The following figure shows you the core components of the Apache Hadoop framework:

Additionally, there are a number of supporting projects for Hadoop, each having their unique purpose for example, to feed input data to Hadoop system, a data warehousing system for ad hoc queries on top of Hadoop, and many more. The following are a few worth mentioning:

Hive

Hive is a supporting project for the main Apache Hadoop project and is an abstraction on top of MapReduce, which allows users to query the data without developing MapReduce applications. It provides the user with a SQL-like query language called Hive Query Language (HQL) to fetch data from Hive store. This makes it easier for people with SQL skills to adapt to Hadoop environment quickly.

Pig

Pig is an alternative abstraction on MapReduce, which uses dataflow scripting language called PigLatin. This is favored by programmers who already have scripting skills. You can run PigLatin statements interactively in a command line Pig shell named Grunt. You can also combine a sequence of PigLatin statements in a script, which can then be executed as a unit. These PigLatin statements are used to generate MapReduce jobs by the Pig interpreter and are executed on the HDFS data.

Flume

Flume is another open source implementation on top of Hadoop, which provides a data-ingestion mechanism for data into HDFS as data is generated.

Sqoop

Sqoop provides a way to import and export data to and from relational database tables (for example, SQL Server) and HDFS.

Oozie

Oozie allows creation of workflow of MapReduce jobs. This is familiar with developers who have worked on Workflow and communication foundation based solutions.

HBase

HBase is Hadoop database, a NoSQL database. It is another abstraction on top of Hadoop, which provides a near real-time query mechanisms to HDFS data.

Mahout

Mahout is a machine-learning library that contains algorithms for clustering and classification. One major focus of machine-learning research is to automatically learn to recognize complex patterns and make intelligent decisions based on data.

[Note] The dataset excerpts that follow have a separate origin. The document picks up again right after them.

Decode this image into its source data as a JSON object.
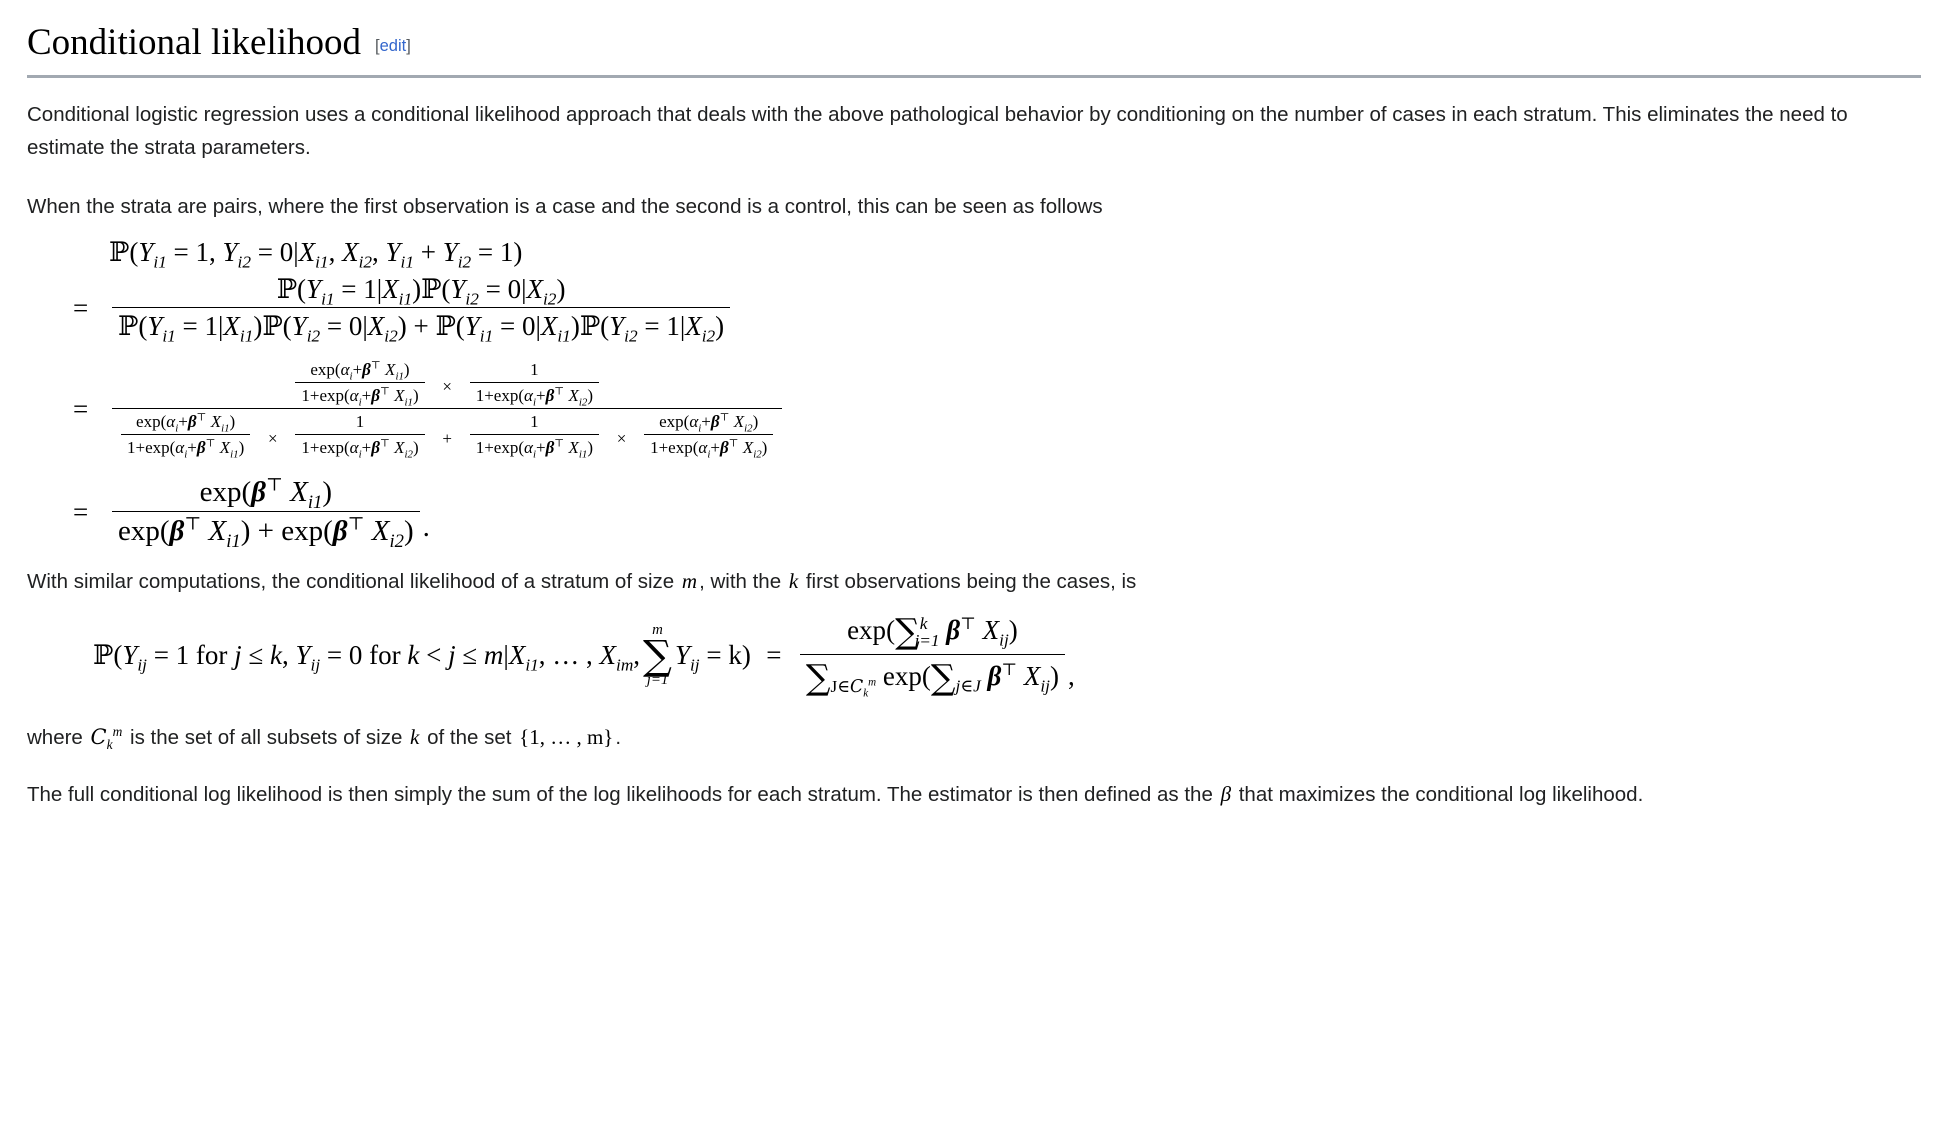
{
  "heading": {
    "title": "Conditional likelihood",
    "edit_open_bracket": "[",
    "edit_label": "edit",
    "edit_close_bracket": "]",
    "link_color": "#3366cc",
    "rule_color": "#a2a9b1"
  },
  "paragraphs": {
    "intro": "Conditional logistic regression uses a conditional likelihood approach that deals with the above pathological behavior by conditioning on the number of cases in each stratum. This eliminates the need to estimate the strata parameters.",
    "pairs_lead": "When the strata are pairs, where the first observation is a case and the second is a control, this can be seen as follows",
    "similar_a": "With similar computations, the conditional likelihood of a stratum of size",
    "similar_m": "m",
    "similar_b": ", with the",
    "similar_k": "k",
    "similar_c": "first observations being the cases, is",
    "where_a": "where",
    "where_C": "C",
    "where_C_sub": "k",
    "where_C_sup": "m",
    "where_b": "is the set of all subsets of size",
    "where_k": "k",
    "where_c": "of the set",
    "where_set": "{1, … , m}",
    "where_period": ".",
    "final_a": "The full conditional log likelihood is then simply the sum of the log likelihoods for each stratum. The estimator is then defined as the",
    "final_beta": "β",
    "final_b": "that maximizes the conditional log likelihood."
  },
  "equation1": {
    "line1": {
      "P": "ℙ",
      "open": "(",
      "Y1": "Y",
      "Y1_sub": "i1",
      "eq1": "= 1,",
      "Y2": "Y",
      "Y2_sub": "i2",
      "eq2": "= 0",
      "bar": "|",
      "X1": "X",
      "X1_sub": "i1",
      "comma1": ",",
      "X2": "X",
      "X2_sub": "i2",
      "comma2": ",",
      "Y3": "Y",
      "Y3_sub": "i1",
      "plus": "+",
      "Y4": "Y",
      "Y4_sub": "i2",
      "eq3": "= 1",
      "close": ")"
    },
    "line2": {
      "eqsign": "=",
      "numerator": "ℙ(Y_i1 = 1|X_i1)ℙ(Y_i2 = 0|X_i2)",
      "denominator": "ℙ(Y_i1 = 1|X_i1)ℙ(Y_i2 = 0|X_i2) + ℙ(Y_i1 = 0|X_i1)ℙ(Y_i2 = 1|X_i2)"
    },
    "line3": {
      "eqsign": "=",
      "times": "×",
      "plus": "+",
      "exp": "exp",
      "alpha": "α",
      "beta": "β",
      "transpose": "⊤",
      "one": "1",
      "one_plus": "1+"
    },
    "line4": {
      "eqsign": "=",
      "exp": "exp",
      "beta": "β",
      "transpose": "⊤",
      "plus": "+",
      "X": "X",
      "sub1": "i1",
      "sub2": "i2",
      "period": "."
    }
  },
  "equation2": {
    "P": "ℙ",
    "open": "(",
    "Y": "Y",
    "Y_sub": "ij",
    "eq_one": "= 1 for",
    "j": "j",
    "leq": "≤",
    "k": "k",
    "comma": ",",
    "eq_zero": "= 0 for",
    "k2": "k",
    "lt": "<",
    "j2": "j",
    "leq2": "≤",
    "m": "m",
    "bar": "|",
    "X1": "X",
    "X1_sub": "i1",
    "dots": ", … ,",
    "Xm": "X",
    "Xm_sub": "im",
    "comma2": ",",
    "sum_top": "m",
    "sum_sym": "∑",
    "sum_bot": "j=1",
    "Y2": "Y",
    "Y2_sub": "ij",
    "eq_k": "= k",
    "close": ")",
    "equals": "=",
    "num_exp": "exp",
    "num_sum": "∑",
    "num_sum_sup": "k",
    "num_sum_sub": "j=1",
    "num_beta": "β",
    "num_transpose": "⊤",
    "num_X": "X",
    "num_X_sub": "ij",
    "den_sum": "∑",
    "den_sum_sub": "J∈",
    "den_C": "C",
    "den_C_sub": "k",
    "den_C_sup": "m",
    "den_exp": "exp",
    "den_inner_sum": "∑",
    "den_inner_sub": "j∈J",
    "den_beta": "β",
    "den_transpose": "⊤",
    "den_X": "X",
    "den_X_sub": "ij",
    "trailing_comma": ","
  }
}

The following figure gives you a 1000 feet view of the Apache Hadoop and the various supporting projects that form this amazing ecosystem:

We will be exploring some of these components in the subsequent chapters of this book, but for a complete reference, please visit the Apache website http://hadoop.apache.org/.

Setting up this ecosystem along with the required supporting projects could be really non-trivial. In fact the only drawback this implementation has, is the effort needed to set up and administer a Hadoop cluster. This is basically the reason that many vendors are coming up with their own distribution of Hadoop bundled and distributed as a data processing platform. Using these distributions, enterprises would be able to set up Hadoop clusters in minutes through simplified and user-friendly cluster deployment wizards and also use the various dashboards for monitoring and instrumentation purposes. Some of the present day distributions are CH4 from Cloudera, Hortonworks Data Platform, and Microsoft HDInsight, which are quickly gaining popularity. These distributions are outside the scope of this book and won't be covered; please visit the respective websites for detailed information about these distributions.